Teo'cuğumun küçük bir anısı
A.İ. – Öyle pırıl pırıl bir Türkçeyle yaptınız hem de. Peki, zaman zaman size haksızlık yapıldığını düşündüğünüz dönemlerde filan isyan etmediniz mi? Ben Amerika’da olsaydım daha başarılı olurdum, daha güzel işler yapabilirdim dediğiniz zamanlar olmadı mı?
T.G. – Olmadı. Çünkü aslında pek o gibi durumlarla karşılaşmadım.
A.İ. – İşte, örneğin, İstanbul Üniversitesinde bir takım sorunlar yaşadınız mı?
T.G. – Bir tek Takiyettin Mengüşoğlu ile. Onun da benimle şahsen bir sorunu yoktu. Ben ona hiçbir zaman saygımı eksik etmedim. Ama o zâtın bana olan tavrı, öncelikle benim bazı hocalarımla olan probleminden kaynaklanıyordu. İkinci bir nedeni daha vardı. Modern
mantığı, sembolik mantığı sevmemesi; ancak, buna karşılık, bir mantıkçı olan Bruno von Freytag Löringhoff’a büyük bir yakınlık duyuyordu. O Löringhoff’la lojistik adı altında bir nevi modern mantığa savaş ilan etmişti.

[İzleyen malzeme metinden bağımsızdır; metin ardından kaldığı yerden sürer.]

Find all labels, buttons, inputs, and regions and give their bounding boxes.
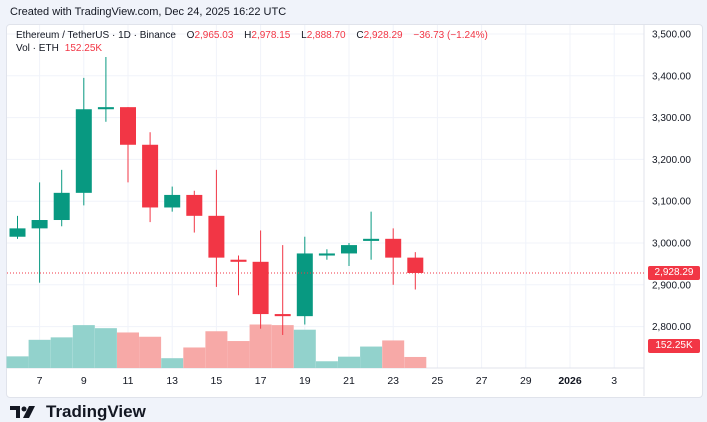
candle-body [208,215,225,258]
candle-body [142,144,159,208]
close-label: C [356,30,364,41]
x-tick-label: 7 [37,375,43,387]
open-value: 2,965.03 [194,30,234,41]
candle-body [75,109,92,193]
y-tick-label: 2,900.00 [652,280,691,291]
volume-bar [50,337,73,368]
volume-bar [72,325,95,368]
volume-bar [360,346,383,368]
x-tick-label: 2026 [558,375,582,387]
candle-body [407,257,424,273]
y-tick-label: 3,300.00 [652,113,691,124]
low-value: 2,888.70 [306,30,346,41]
candle-body [274,314,291,317]
candle-body [385,238,402,258]
symbol-title: Ethereum / TetherUS · 1D · Binance [16,30,176,41]
y-tick-label: 3,000.00 [652,239,691,250]
candle-body [9,228,26,237]
volume-legend: Vol · ETH 152.25K [16,43,102,54]
open-label: O [186,30,195,41]
volume-bar [205,331,228,368]
x-tick-label: 23 [387,375,399,387]
volume-bar [227,341,250,368]
candle-body [31,220,48,229]
y-tick-label: 2,800.00 [652,322,691,333]
x-tick-label: 9 [81,375,87,387]
candle-body [252,261,269,315]
x-tick-label: 3 [611,375,617,387]
tradingview-logo-icon [10,406,35,418]
candle-body [296,253,313,317]
x-tick-label: 27 [476,375,488,387]
volume-bar [28,339,51,368]
x-tick-label: 11 [123,375,134,387]
candle-body [164,194,181,208]
candle-body [341,245,357,254]
volume-bar [293,329,316,368]
volume-bar [161,358,184,368]
volume-bar [183,347,206,368]
x-tick-label: 17 [255,375,267,387]
candle-body [97,107,114,110]
x-tick-label: 21 [343,375,355,387]
volume-label: Vol · ETH [16,43,59,54]
current-volume-badge: 152.25K [648,339,700,353]
candle-body [186,194,203,216]
close-value: 2,928.29 [363,30,403,41]
y-tick-label: 3,100.00 [652,197,691,208]
candle-body [53,192,70,221]
volume-bar [94,328,117,368]
high-label: H [244,30,252,41]
volume-bar [315,361,338,368]
volume-bar [117,332,139,368]
low-label: L [301,30,307,41]
x-tick-label: 29 [520,375,532,387]
y-tick-label: 3,400.00 [652,71,691,82]
y-tick-label: 3,200.00 [652,155,691,166]
volume-bar [271,325,294,368]
tradingview-logo-text: TradingView [46,402,146,421]
chart-caption: Created with TradingView.com, Dec 24, 20… [10,6,287,18]
ohlc-legend: Ethereum / TetherUS · 1D · Binance O2,96… [16,30,488,41]
volume-bar [139,336,162,368]
x-tick-label: 19 [299,375,311,387]
volume-bar [6,356,29,368]
candle-body [230,259,247,262]
tradingview-logo[interactable]: TradingView [10,402,146,422]
current-price-badge: 2,928.29 [648,265,700,280]
x-tick-label: 13 [166,375,178,387]
volume-bar [404,356,427,368]
volume-bar [382,340,405,368]
candle-body [318,253,335,256]
volume-value: 152.25K [64,43,103,54]
change-value: −36.73 (−1.24%) [413,30,488,41]
high-value: 2,978.15 [251,30,291,41]
x-tick-label: 15 [211,375,223,387]
y-tick-label: 3,500.00 [652,30,691,41]
volume-bar [338,356,360,368]
volume-bar [249,324,272,368]
x-tick-label: 25 [432,375,444,387]
candle-body [363,238,380,241]
candle-body [120,107,136,145]
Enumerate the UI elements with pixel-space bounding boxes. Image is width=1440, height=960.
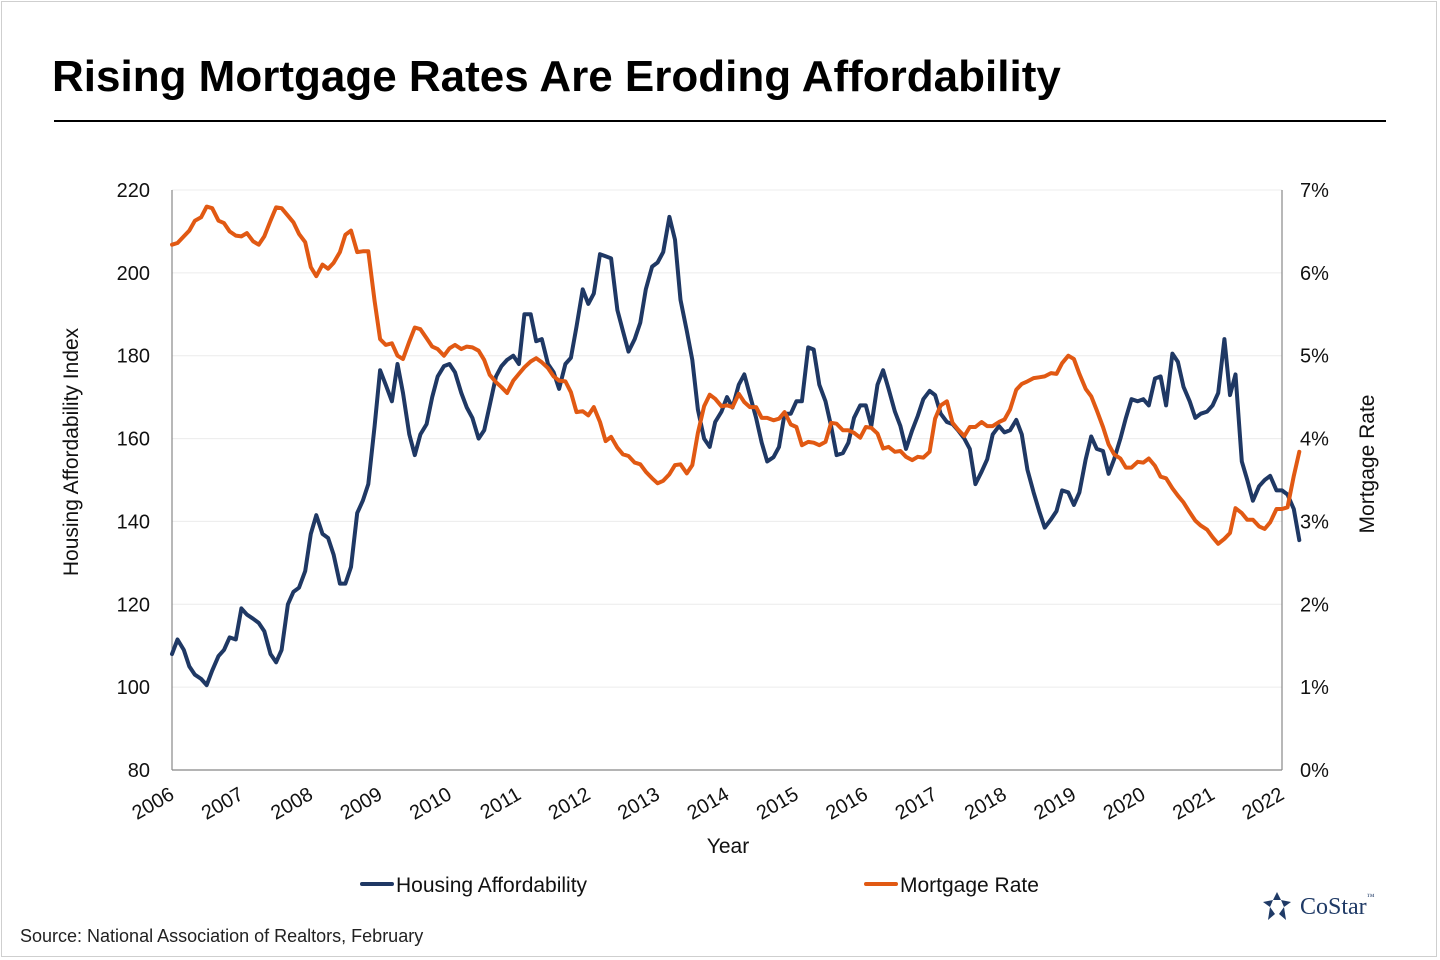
y-tick-label: 80 — [128, 760, 150, 782]
x-tick-label: 2015 — [753, 783, 803, 824]
y2-tick-label: 0% — [1300, 760, 1329, 782]
y2-tick-label: 7% — [1300, 180, 1329, 202]
y-tick-label: 120 — [117, 594, 150, 616]
x-tick-label: 2022 — [1238, 783, 1288, 824]
x-tick-label: 2014 — [683, 783, 733, 824]
x-tick-label: 2017 — [892, 783, 942, 824]
chart-title: Rising Mortgage Rates Are Eroding Afford… — [52, 52, 1061, 101]
y2-axis-title: Mortgage Rate — [1356, 395, 1379, 534]
x-axis-title: Year — [707, 835, 749, 858]
costar-logo-text: CoStar™ — [1300, 891, 1375, 920]
source-note: Source: National Association of Realtors… — [20, 926, 424, 946]
x-tick-label: 2020 — [1100, 783, 1150, 824]
x-tick-label: 2006 — [128, 783, 178, 824]
costar-logo: CoStar™ — [1260, 889, 1375, 925]
title-rule — [54, 120, 1386, 122]
y-tick-label: 140 — [117, 511, 150, 533]
y-tick-label: 100 — [117, 677, 150, 699]
x-tick-label: 2018 — [961, 783, 1011, 824]
y-tick-label: 180 — [117, 346, 150, 368]
x-tick-label: 2021 — [1169, 783, 1219, 824]
x-tick-label: 2019 — [1030, 783, 1080, 824]
legend-label-mortgage-rate: Mortgage Rate — [900, 874, 1039, 897]
y2-tick-label: 2% — [1300, 594, 1329, 616]
x-tick-label: 2013 — [614, 783, 664, 824]
x-tick-label: 2007 — [198, 783, 248, 824]
x-tick-label: 2008 — [267, 783, 317, 824]
y-axis-title: Housing Affordability Index — [60, 327, 83, 576]
y2-tick-label: 1% — [1300, 677, 1329, 699]
y2-tick-label: 6% — [1300, 263, 1329, 285]
costar-star-icon — [1263, 892, 1291, 920]
series-line-mortgage-rate — [170, 204, 1302, 546]
y2-tick-label: 3% — [1300, 511, 1329, 533]
x-tick-label: 2010 — [406, 783, 456, 824]
y2-tick-label: 4% — [1300, 429, 1329, 451]
series-line-housing-affordability — [170, 214, 1302, 688]
y-tick-label: 200 — [117, 263, 150, 285]
x-tick-label: 2012 — [545, 783, 595, 824]
y2-tick-label: 5% — [1300, 346, 1329, 368]
x-tick-label: 2016 — [822, 783, 872, 824]
x-tick-label: 2009 — [337, 783, 387, 824]
legend-label-housing-affordability: Housing Affordability — [396, 874, 588, 897]
x-tick-label: 2011 — [477, 783, 525, 824]
y-tick-label: 220 — [117, 180, 150, 202]
y-tick-label: 160 — [117, 429, 150, 451]
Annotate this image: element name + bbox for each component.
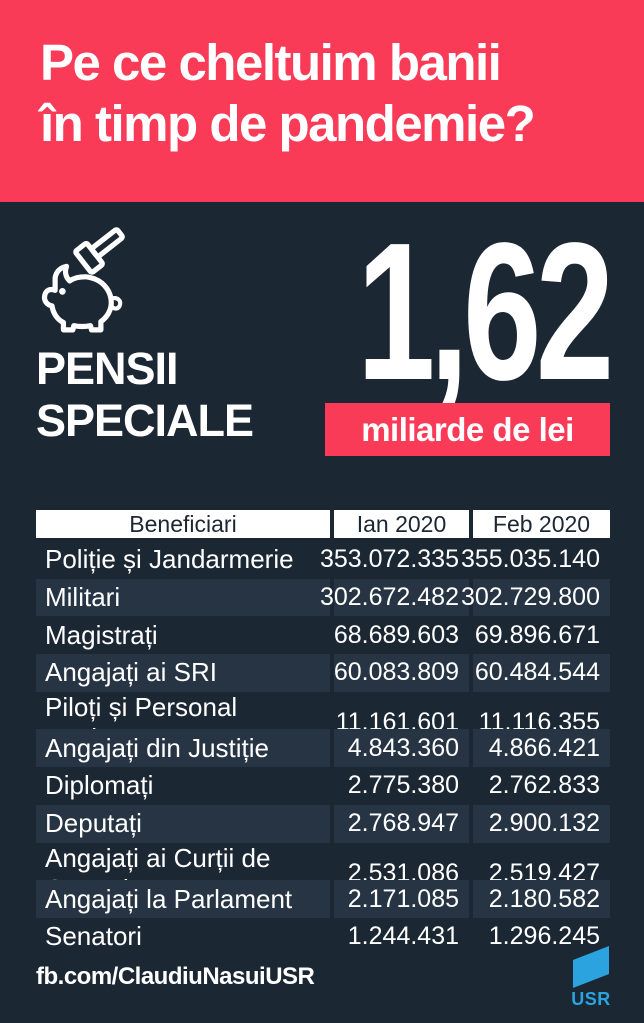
table-row: Poliție și Jandarmerie 353.072.335 355.0… xyxy=(36,541,610,579)
category-line2: SPECIALE xyxy=(36,395,254,446)
table-row: Deputați 2.768.947 2.900.132 xyxy=(36,804,610,843)
amount-value: 1,62 xyxy=(356,202,613,421)
table-row: Militari 302.672.482 302.729.800 xyxy=(36,578,610,617)
value-feb-2020: 355.035.140 xyxy=(460,545,600,574)
facebook-link: fb.com/ClaudiuNasuiUSR xyxy=(36,963,315,990)
table-row: Angajați ai SRI 60.083.809 60.484.544 xyxy=(36,654,610,692)
value-ian-2020: 60.083.809 xyxy=(334,654,469,692)
beneficiary-name: Diplomați xyxy=(45,770,154,801)
amount-unit-badge: miliarde de lei xyxy=(325,403,610,456)
usr-flag-icon xyxy=(573,946,609,988)
table-body: Poliție și Jandarmerie 353.072.335 355.0… xyxy=(36,541,610,956)
column-header-ian-2020: Ian 2020 xyxy=(334,510,469,538)
beneficiary-name: Poliție și Jandarmerie xyxy=(45,544,294,575)
value-ian-2020: 2.775.380 xyxy=(347,771,459,800)
beneficiary-name: Deputați xyxy=(36,804,330,843)
page-title-line1: Pe ce cheltuim banii xyxy=(40,34,502,91)
table-row: Diplomați 2.775.380 2.762.833 xyxy=(36,767,610,805)
table-row: Senatori 1.244.431 1.296.245 xyxy=(36,918,610,956)
table-row: Piloți și Personal Navigant 11.161.601 1… xyxy=(36,692,610,753)
column-header-feb-2020: Feb 2020 xyxy=(473,510,610,538)
usr-wordmark: USR xyxy=(571,989,611,1009)
value-feb-2020: 4.866.421 xyxy=(473,729,610,768)
table-row: Angajați la Parlament 2.171.085 2.180.58… xyxy=(36,880,610,918)
value-ian-2020: 2.768.947 xyxy=(334,804,469,843)
page-title: Pe ce cheltuim banii în timp de pandemie… xyxy=(0,0,644,154)
value-feb-2020: 302.729.800 xyxy=(461,578,610,617)
column-header-beneficiari: Beneficiari xyxy=(36,510,330,538)
value-feb-2020: 60.484.544 xyxy=(473,654,610,692)
table-row: Angajați din Justiție 4.843.360 4.866.42… xyxy=(36,729,610,768)
value-ian-2020: 1.244.431 xyxy=(347,922,459,951)
table-row: Magistrați 68.689.603 69.896.671 xyxy=(36,616,610,654)
hero-section: PENSII SPECIALE 1,62 miliarde de lei xyxy=(0,202,644,510)
beneficiary-name: Senatori xyxy=(45,921,142,952)
value-feb-2020: 2.180.582 xyxy=(473,880,610,918)
beneficiaries-table: Beneficiari Ian 2020 Feb 2020 Poliție și… xyxy=(36,510,610,956)
page-title-line2: în timp de pandemie? xyxy=(40,95,536,152)
value-feb-2020: 1.296.245 xyxy=(488,922,600,951)
beneficiary-name: Angajați la Parlament xyxy=(36,880,330,918)
title-banner: Pe ce cheltuim banii în timp de pandemie… xyxy=(0,0,644,202)
table-header-row: Beneficiari Ian 2020 Feb 2020 xyxy=(36,510,610,538)
piggy-bank-hammer-icon xyxy=(26,224,130,340)
usr-logo: USR xyxy=(571,946,611,1010)
value-ian-2020: 4.843.360 xyxy=(334,729,469,768)
value-ian-2020: 353.072.335 xyxy=(319,545,459,574)
category-line1: PENSII xyxy=(36,343,179,394)
value-ian-2020: 68.689.603 xyxy=(333,620,459,649)
category-label: PENSII SPECIALE xyxy=(36,343,254,447)
beneficiary-name: Magistrați xyxy=(45,619,158,650)
table-row: Angajați ai Curții de Conturi 2.531.086 … xyxy=(36,843,610,904)
value-ian-2020: 2.171.085 xyxy=(334,880,469,918)
beneficiary-name: Militari xyxy=(36,578,330,617)
value-feb-2020: 2.900.132 xyxy=(473,804,610,843)
beneficiary-name: Angajați ai SRI xyxy=(36,654,330,692)
value-feb-2020: 69.896.671 xyxy=(474,620,600,649)
value-feb-2020: 2.762.833 xyxy=(488,771,600,800)
beneficiary-name: Angajați din Justiție xyxy=(36,729,330,768)
amount-unit-label: miliarde de lei xyxy=(361,410,574,448)
value-ian-2020: 302.672.482 xyxy=(320,578,469,617)
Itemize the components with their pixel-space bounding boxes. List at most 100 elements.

A.İ. – Ama o da bir şey yapmıyor muydu yine modern mantığa benzeyen bir mantıkla?
T.G. – Evet, geometrik şemalar falan kullanıyordu.
A.İ. – Şemalarla evet.
T.G. – O kitapları gördüm ben, inceledim. Onun için mantığa karşı, yani modern mantığa karşı bir sözü vardı, “sembolik membolik anlamam.”
A.İ. – Öyle mi diyordu sembolik membolik?
T.G. – Benim böyle bir basit, beni engellemeyen bir durum dışında…[kimseyle problemim olmadı].
Söylenene göre Hüseyin Batuhan'ın Şato romanı bu gibi hikâyelerin farklı isimler ve temalarca işlendiği söylenir.